Parmelin Guy · Bundesrat · 2021-03-03
Parmelin Guy · Bundesrat · Waadt · 2021-03-03
Wortprotokoll
La commission a déposé cette motion en demandant finalement de mieux tenir compte du lieu, du potentiel de rendement des cultures ainsi que de la consommation de fourrage, de revoir les principes de fertilisation en fonction de la pratique des exploitations, de maintenir cette tolérance de plus 10 pour cent du Suisse-Bilanz et de prendre en considération les variations des stocks.
Le Conseil fédéral vous propose de rejeter cette motion pour les raisons suivantes.
Agroscope assure régulièrement la révision des principes de fertilisation des cultures agricoles en Suisse. Il est ainsi possible de prendre en compte des résultats d'essais récents pour actualiser les normes de fertilisation et donc les valeurs de référence. La dernière révision totale date de 2017, et comme les bases de fertilisation sont publiées sous forme électronique depuis 2017, elles seront adaptées à l'avenir, module par module, en fonction des nouvelles connaissances.
L'obligation de communiquer concernant les livraisons d'éléments fertilisants selon l'article 164a de la loi sur l'agriculture, que vous avez discuté tout à l'heure, pourrait aider à l'avenir à identifier des développements qui peuvent être utilisés pour réviser ces fameux principes de fertilisation des cultures agricoles en Suisse.
Il faut voir que la participation des praticiens à ces travaux est déjà assurée aujourd'hui. Je vous donne un exemple: pour la révision des normes relatives à l'engraissement des bovins, la base de données a été constituée par Agroscope, en collaboration avec l'association professionnelle Swiss Beef. Sur cette base, Agroscope a calculé les nouvelles normes; elle les a soumises au comité technique - c'est le Groupe technique du Suisse-Bilanz, qui est composé de représentants de l'Office fédéral de l'agriculture, de l'exécution, de la vulgarisation et de la recherche. Le comité a ensuite décidé d'adapter les normes.
Comme l'a dit le président de la commission, le Suisse-Bilanz a été introduit il y a environ une vingtaine d'années. Lors de son introduction, il manquait de précision. C'est en raison de ces incertitudes que cette marge de plus de 10 pour cent a été tolérée. Entre-temps, la méthode a régulièrement été perfectionnée. Aujourd'hui, la tolérance n'est plus justifiable, et si le bilan est déséquilibré en cas de force majeure, comme des événements météorologiques exceptionnels ou de graves dommages causés par des parasites, les cantons peuvent aujourd'hui déjà, sur la base des dispositions actuelles, renoncer à la réduction ou au refus des paiements directs.
Il faut également tenir compte du fait que les pertes d'azote dues à l'agriculture stagnent depuis de nombreuses années, et surtout qu'elles dépassent les niveaux considérés comme étant acceptables sur le plan environnemental. Une partie de ces pertes s'explique par cette marge de tolérance de 10 pour cent.
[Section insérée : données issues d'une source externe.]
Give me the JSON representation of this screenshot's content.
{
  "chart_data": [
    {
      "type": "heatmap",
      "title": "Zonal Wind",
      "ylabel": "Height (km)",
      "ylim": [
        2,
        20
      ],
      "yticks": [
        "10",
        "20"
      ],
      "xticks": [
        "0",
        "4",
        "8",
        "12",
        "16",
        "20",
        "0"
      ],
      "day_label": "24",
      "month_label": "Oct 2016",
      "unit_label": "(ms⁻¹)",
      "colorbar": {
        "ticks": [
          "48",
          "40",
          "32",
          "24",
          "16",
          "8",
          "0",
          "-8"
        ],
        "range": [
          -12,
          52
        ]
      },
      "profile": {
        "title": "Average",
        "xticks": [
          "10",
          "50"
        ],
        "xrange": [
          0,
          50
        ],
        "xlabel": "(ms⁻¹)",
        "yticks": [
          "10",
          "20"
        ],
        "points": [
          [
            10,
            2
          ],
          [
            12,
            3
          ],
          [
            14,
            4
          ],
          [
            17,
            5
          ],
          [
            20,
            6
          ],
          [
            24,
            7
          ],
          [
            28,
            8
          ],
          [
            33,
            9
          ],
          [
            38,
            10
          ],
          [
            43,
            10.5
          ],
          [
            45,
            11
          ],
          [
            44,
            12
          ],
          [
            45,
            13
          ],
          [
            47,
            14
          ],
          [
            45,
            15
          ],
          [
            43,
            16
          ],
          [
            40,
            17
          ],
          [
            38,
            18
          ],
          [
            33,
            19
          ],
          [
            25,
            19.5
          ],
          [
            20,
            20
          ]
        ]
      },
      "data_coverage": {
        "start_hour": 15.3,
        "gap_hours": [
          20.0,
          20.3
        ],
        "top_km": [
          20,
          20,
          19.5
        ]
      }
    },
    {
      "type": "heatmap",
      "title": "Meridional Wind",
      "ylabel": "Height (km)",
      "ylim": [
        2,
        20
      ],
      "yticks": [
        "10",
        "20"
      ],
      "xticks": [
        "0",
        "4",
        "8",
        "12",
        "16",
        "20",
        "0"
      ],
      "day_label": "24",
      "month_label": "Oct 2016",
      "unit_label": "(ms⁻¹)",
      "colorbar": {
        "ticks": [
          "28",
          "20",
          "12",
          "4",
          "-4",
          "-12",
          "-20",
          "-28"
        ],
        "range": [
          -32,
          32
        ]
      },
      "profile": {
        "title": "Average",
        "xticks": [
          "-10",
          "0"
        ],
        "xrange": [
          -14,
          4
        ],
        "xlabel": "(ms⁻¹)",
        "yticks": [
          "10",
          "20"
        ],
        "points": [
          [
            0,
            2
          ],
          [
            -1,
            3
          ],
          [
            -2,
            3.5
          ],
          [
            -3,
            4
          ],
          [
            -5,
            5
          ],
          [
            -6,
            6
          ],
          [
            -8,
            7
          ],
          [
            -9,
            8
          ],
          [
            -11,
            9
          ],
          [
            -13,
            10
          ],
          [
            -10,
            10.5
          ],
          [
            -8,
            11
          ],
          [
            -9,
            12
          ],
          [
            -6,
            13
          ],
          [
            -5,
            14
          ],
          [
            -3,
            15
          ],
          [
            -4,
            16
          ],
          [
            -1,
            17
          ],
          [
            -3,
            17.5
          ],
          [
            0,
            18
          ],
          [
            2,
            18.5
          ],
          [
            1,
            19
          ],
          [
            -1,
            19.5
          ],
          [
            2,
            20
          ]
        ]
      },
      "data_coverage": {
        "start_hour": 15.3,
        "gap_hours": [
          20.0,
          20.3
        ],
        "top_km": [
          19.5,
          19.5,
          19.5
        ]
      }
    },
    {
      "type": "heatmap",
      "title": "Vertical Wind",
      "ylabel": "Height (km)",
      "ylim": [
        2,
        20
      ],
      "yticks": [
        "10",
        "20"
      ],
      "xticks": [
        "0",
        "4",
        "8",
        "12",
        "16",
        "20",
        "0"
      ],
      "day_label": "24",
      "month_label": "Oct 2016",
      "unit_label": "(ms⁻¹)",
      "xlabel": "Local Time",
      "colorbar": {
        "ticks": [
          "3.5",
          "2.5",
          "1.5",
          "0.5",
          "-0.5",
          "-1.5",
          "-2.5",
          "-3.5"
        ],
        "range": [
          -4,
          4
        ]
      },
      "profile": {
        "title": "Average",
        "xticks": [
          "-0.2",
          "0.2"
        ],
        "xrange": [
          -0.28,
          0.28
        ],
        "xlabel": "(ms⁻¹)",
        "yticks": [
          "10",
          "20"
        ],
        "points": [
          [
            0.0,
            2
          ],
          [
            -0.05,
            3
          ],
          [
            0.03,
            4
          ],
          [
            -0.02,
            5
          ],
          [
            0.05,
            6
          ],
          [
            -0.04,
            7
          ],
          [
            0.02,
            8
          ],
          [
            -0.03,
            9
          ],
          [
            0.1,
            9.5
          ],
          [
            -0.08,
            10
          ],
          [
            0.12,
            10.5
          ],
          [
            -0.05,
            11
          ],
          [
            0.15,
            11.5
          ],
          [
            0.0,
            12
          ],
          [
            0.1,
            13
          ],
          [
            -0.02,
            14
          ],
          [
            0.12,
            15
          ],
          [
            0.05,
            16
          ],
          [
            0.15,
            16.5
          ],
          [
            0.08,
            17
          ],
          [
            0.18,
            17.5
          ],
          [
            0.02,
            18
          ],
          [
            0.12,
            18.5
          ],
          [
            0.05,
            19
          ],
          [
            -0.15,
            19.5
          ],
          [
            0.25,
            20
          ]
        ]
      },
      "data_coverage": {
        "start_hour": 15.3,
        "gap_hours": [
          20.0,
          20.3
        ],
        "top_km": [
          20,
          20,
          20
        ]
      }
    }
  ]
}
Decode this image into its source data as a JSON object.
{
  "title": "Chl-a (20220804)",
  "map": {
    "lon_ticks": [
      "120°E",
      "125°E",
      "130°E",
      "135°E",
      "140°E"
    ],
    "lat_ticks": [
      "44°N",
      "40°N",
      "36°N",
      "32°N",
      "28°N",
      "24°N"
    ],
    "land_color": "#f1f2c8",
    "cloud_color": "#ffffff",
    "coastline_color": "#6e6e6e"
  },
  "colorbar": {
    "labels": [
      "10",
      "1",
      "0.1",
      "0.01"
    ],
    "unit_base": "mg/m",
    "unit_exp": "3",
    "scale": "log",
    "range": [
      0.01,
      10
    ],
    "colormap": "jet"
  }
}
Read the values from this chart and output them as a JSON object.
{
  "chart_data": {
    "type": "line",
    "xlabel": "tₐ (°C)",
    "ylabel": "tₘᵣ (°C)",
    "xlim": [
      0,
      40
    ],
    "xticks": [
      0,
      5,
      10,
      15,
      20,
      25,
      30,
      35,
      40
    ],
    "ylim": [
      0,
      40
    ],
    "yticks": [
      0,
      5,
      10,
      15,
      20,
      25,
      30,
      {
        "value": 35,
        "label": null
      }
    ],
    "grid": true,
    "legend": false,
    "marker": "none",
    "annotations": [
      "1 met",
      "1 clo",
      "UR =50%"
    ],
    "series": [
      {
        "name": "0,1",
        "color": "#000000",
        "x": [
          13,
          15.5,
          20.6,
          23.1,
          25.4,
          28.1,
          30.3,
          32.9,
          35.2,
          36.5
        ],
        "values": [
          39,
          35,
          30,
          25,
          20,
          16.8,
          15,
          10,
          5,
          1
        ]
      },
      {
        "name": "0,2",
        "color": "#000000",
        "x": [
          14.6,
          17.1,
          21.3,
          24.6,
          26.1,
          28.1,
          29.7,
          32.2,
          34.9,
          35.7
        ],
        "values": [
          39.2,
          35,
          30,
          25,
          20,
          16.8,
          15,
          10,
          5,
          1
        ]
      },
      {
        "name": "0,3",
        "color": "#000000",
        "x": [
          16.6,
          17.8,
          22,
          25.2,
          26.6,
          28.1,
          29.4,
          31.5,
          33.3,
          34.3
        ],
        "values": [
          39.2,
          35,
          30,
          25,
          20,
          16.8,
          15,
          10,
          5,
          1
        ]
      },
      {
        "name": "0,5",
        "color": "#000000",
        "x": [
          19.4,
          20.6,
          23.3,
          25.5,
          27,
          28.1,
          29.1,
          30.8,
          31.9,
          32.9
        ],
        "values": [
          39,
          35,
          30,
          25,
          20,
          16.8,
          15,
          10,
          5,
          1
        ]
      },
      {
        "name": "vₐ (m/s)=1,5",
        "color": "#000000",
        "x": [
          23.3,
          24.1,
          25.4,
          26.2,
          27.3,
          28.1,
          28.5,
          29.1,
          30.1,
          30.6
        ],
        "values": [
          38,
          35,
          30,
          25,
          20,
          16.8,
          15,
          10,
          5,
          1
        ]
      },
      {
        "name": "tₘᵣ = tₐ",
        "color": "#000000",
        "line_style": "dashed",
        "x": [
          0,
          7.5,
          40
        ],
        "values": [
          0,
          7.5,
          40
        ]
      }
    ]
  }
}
Certaines exploitations ayant de nombreux animaux tirent parti de cette marge et produisent des excédents annuels d'éléments fertilisants. Il serait bien plus judicieux d'employer ces engrais de ferme indigènes pour remplacer les engrais minéraux importés, au lieu de polluer davantage l'environnement en les utilisant.
Une prise en compte des stocks, comme le vise la motion, augmenterait en outre considérablement la charge administrative. Cela irait contre la volonté de votre conseil de simplifier la situation et la politique en matière d'administration, et cela compliquerait le contrôle, voire le rendrait quasiment impossible. Le problème d'un excédent d'éléments fertilisants serait simplement reporté sur les années suivantes, car le bilan devrait être équilibré à une date ultérieure. [PAGE 51]
Je peux cependant comprendre certaines craintes des agriculteurs qui ont motivé cette motion. Dans le cadre de la suppression de la marge de tolérance de 10 pour cent, l'Office fédéral de l'agriculture examine s'il serait éventuellement possible de passer à une moyenne sur trois années. Cela permettrait de pallier les fluctuations annuelles. Cette question peut être approfondie par les experts en collaboration avec la pratique.
Il faut bien voir que sans la suppression de cette tolérance, il ne sera pas possible de réduire les excédents d'éléments fertilisants de manière adéquate. Je le répète, une telle demande, ancrée dans cette motion, affaiblirait la crédibilité de l'initiative parlementaire dont nous avons parlé tout à l'heure.
En conclusion, je vous demande donc de rejeter cette motion qui n'apporte rien de plus par rapport aux instruments dont nous disposons aujourd'hui, et qui va compliquer inutilement la situation.